Quels avantages peut-on mettre en avant ?

Outre la création d’emplois et de nouvelles ressources pour les agriculteurs, les sites de méthanisation permettent la mise en œuvre d’un cycle plus vertueux. Le digestat produit par les sites est utilisable comme engrais, ce qui permet de faire beaucoup moins appel aux engrais chimiques.

Cela permet de développer l’économie circulaire cela joue en faveur de la transition climatique.

Dans une étude qui avait fait grand bruit, l’Ademe (Agence de l’environnement et de la maîtrise de l’énergie) a démontré que l’on pouvait à terme en France se passer du gaz importé et que l’on pouvait produire la totalité du gaz français avec du biogaz. Cela vous paraît-il crédible ?

Oui. Il existe en effet trois sources de biogaz.

Celui issu donc des sites de méthanisation, soit à l’initiative de l’agriculture ou des collectivités. On estime que le potentiel est de 5 à 10 000 sites en France. Cela permettrait de produire près du tiers du gaz actuellement consommé dans l’Hexagone. Actuellement, le biogaz injecté dans le réseau représente à peine 1 % du gaz que nous consommons.

La deuxième source serait constituée par une autre filière qui est notamment testée dans la vallée de la chimie lyonnaise avec le prototype Gaïa. Il s’agit d’extraire du gaz du bois en le chauffant à haute température. Nous avons suffisamment de forêts dans la région pour l’alimenter.

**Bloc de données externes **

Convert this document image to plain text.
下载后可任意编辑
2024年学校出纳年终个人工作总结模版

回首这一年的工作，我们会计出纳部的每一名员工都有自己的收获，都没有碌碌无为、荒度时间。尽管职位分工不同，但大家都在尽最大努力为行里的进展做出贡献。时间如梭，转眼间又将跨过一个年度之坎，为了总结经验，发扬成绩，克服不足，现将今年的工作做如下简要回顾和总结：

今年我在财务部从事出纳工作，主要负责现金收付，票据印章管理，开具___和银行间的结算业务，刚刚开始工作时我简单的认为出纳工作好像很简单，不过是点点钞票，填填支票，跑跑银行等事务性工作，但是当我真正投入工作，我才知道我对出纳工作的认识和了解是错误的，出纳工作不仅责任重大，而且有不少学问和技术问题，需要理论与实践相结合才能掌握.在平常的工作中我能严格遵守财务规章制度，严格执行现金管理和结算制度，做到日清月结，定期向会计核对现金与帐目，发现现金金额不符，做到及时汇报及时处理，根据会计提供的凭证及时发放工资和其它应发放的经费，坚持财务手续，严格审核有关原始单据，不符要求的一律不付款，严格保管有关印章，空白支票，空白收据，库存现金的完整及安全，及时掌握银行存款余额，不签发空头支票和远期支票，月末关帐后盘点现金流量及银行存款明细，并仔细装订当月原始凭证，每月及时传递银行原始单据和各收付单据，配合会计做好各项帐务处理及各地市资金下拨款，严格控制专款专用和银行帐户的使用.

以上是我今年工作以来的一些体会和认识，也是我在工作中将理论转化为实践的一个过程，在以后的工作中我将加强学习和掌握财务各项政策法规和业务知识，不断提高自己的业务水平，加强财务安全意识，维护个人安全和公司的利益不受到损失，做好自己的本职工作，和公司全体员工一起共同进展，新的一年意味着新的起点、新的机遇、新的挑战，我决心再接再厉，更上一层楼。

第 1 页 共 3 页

Enfin, le reliquat pourrait provenir de l’hydrogène vert issu de l’électrolyse de l’eau, à partir d’énergies renouvelables. Des tests ont été effectués à Dunkerque, montrant que l’on peut injecter dans le réseau de gaz, près de 20 % d’hydrogène vert, en aménageant toutefois quelque peu le réseau. Les résultats ont été concluants.

La réponse est donc bien : oui, la France a le potentiel suffisant pour produire à terme 100 % du gaz qu’elle consomme et ne plus en importer !

Photo (GrdF)-Méthamoly, une unité de méthanisation implantée dans les Monts du Lyonnais, qui traite depuis mars 2019, les effluents d’élevage de six fermes et des biodéchets issus du Territoire.